L'état des lieux de sortie est un moment important pour le locataire et le bailleur puisqu’il s’agit de comparer l’état général du logement entre le début et la fin du contrat de location. Celui-ci doit être aussi rigoureux que l'état des lieux d’entrée. Son but ? Constater s' il ya eu des dégradations durant l’occupation du logement par le locataire et si tous les éléments inscrits dans le contrat de location sont encore présents. Il permet par exemple de voir si des meubles ou des fournitures sont manquants ou endommagés. Si c’est le cas, une partie ou l’intégralité de la caution du locataire est utilisée par le bailleur pour combler cela.

Il peut être réalisé à l’amiable en présence du locataire et du propriétaire ou de son mandataire.

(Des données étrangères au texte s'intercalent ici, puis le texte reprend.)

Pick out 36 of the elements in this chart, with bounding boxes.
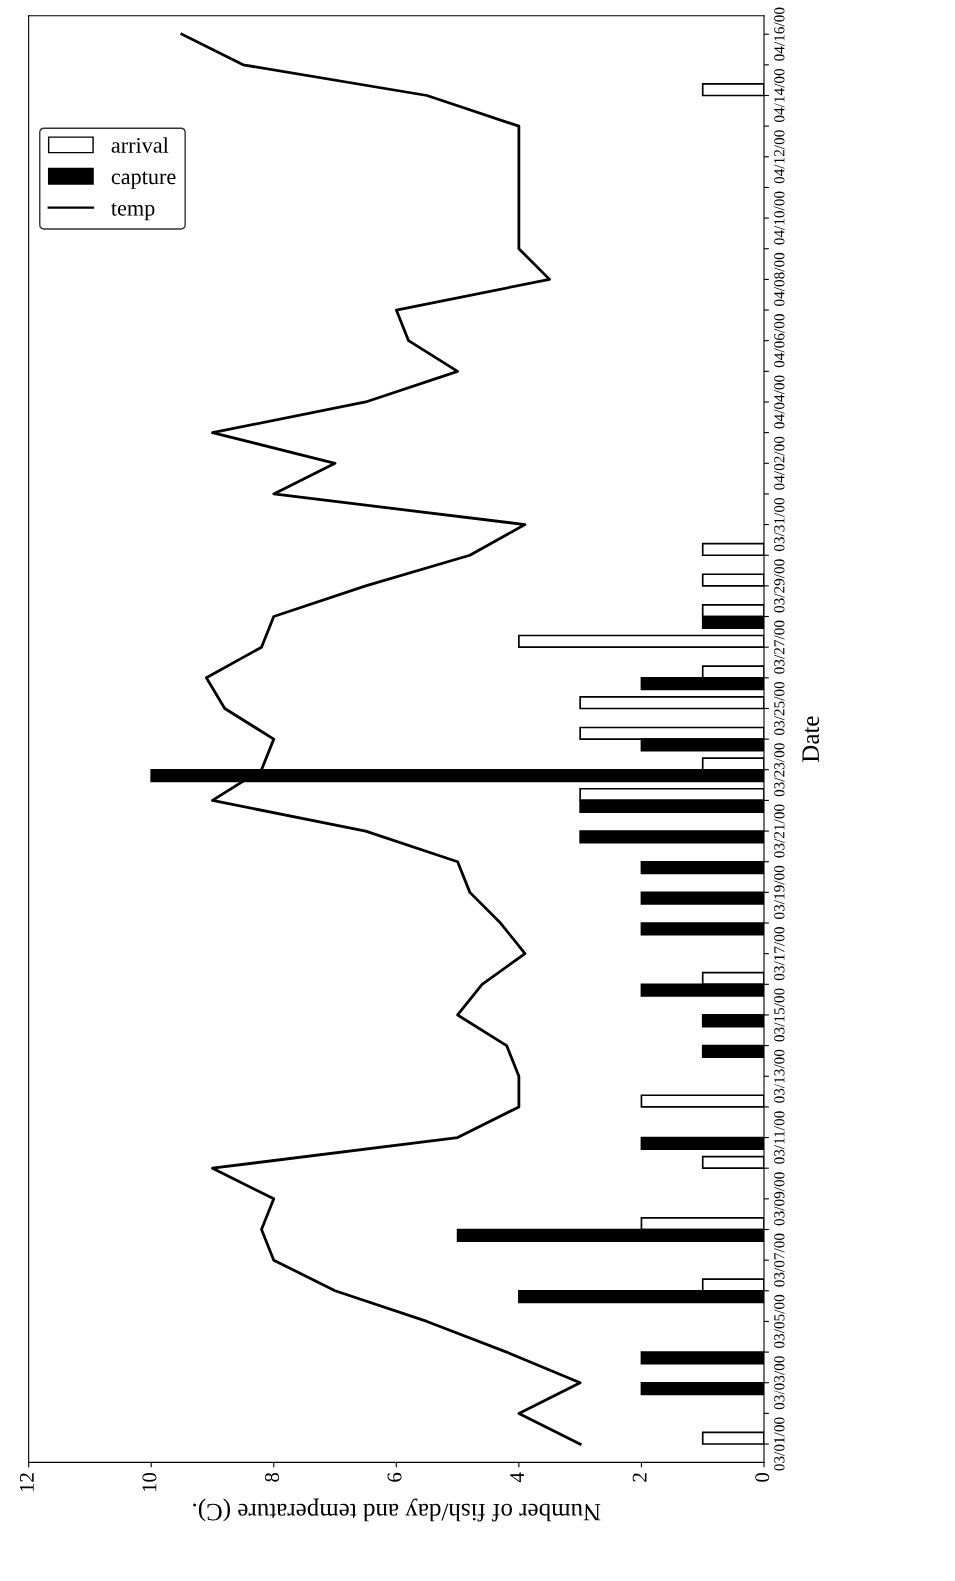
x-tick-label: 6 [387, 1472, 402, 1482]
y-tick-label: 03/11/00 [774, 1111, 785, 1164]
legend-label: capture [111, 171, 176, 189]
y-tick-label: 04/10/00 [774, 191, 785, 245]
x-tick-label: 2 [632, 1473, 647, 1482]
y-tick-label: 04/02/00 [774, 436, 785, 490]
y-tick-label: 03/03/00 [774, 1356, 785, 1410]
y-tick-label: 03/15/00 [774, 988, 785, 1042]
y-tick-label: 03/05/00 [774, 1294, 785, 1349]
x-axis-title: Number of fish/day and temperature (C). [193, 1498, 601, 1522]
y-tick-label: 03/31/00 [774, 498, 785, 552]
y-tick-label: 03/23/00 [774, 743, 785, 797]
y-tick-label: 03/13/00 [774, 1049, 785, 1103]
legend-label: arrival [111, 137, 169, 153]
x-tick-label: 8 [264, 1472, 279, 1482]
y-tick-label: 03/07/00 [774, 1233, 785, 1287]
y-tick-label: 04/12/00 [774, 130, 785, 184]
y-tick-label: 04/16/00 [774, 7, 785, 61]
y-tick-label: 04/04/00 [774, 375, 785, 429]
legend-label: temp [111, 202, 155, 221]
y-tick-label: 04/14/00 [774, 68, 785, 123]
y-tick-label: 03/27/00 [774, 620, 785, 674]
y-tick-label: 03/21/00 [774, 804, 785, 858]
x-tick-label: 12 [19, 1473, 34, 1492]
y-tick-label: 03/19/00 [774, 865, 785, 919]
x-tick-label: 0 [755, 1472, 770, 1482]
y-tick-label: 03/01/00 [774, 1417, 785, 1471]
y-tick-label: 04/08/00 [774, 252, 785, 306]
y-tick-label: 03/29/00 [774, 559, 785, 613]
x-tick-label: 10 [142, 1472, 157, 1492]
y-tick-label: 04/06/00 [774, 314, 785, 368]
y-tick-label: 03/09/00 [774, 1172, 785, 1226]
x-tick-label: 4 [510, 1472, 524, 1483]
y-tick-label: 03/25/00 [774, 681, 785, 736]
y-tick-label: 03/17/00 [774, 927, 785, 981]
y-axis-title: Date [802, 716, 820, 762]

Mais il peut aussi être fait par un huissier de justice, auquel cas les deux parties doivent payer chacune la moitié des frais.  

L'ensemble du logement est analysé et chaque pièce est décortiquée : meubles, fournitures, literie, murs, fenêtres…)  et comparée par rapport à l'état des lieux d’entrée. Une fois l’état des lieux fait, les deux parties le signent et se mettent d’accord. Il est possible que le locataire s’oppose et fasse une contestation de l’état des lieux de sortie. S’il n’y a pas de désaccord, alors le locataire remet les clés au propriétaire et n’a plus le droit de revenir dans le logement. C’est ce qui signe la fin définitive du contrat de location.

Le délai de restitution de la caution

La restitution de la caution est un sujet assez sensible qui peut causer parfois des problèmes pour les locataires. C’est pourquoi il est important de connaître les droits et obligations du locataire et du bailleur à ce sujet.

La loi est très claire à ce sujet, si l’état des lieux de sortie est identique à l’état des lieux d’entrée (autrement dit il ne manque rien et rien n’a été abimé par le locataire), alors le propriétaire dispose d’un délai d’un mois pour restituer la caution.

En revanche, s' il existe une différence entre les deux états des lieux, alors le bailleur a un délai de 2 mois pour utiliser la partie de la caution qu’il prélève pour combler la différence et pour rendre au locataire la partie qui n’a pas servi.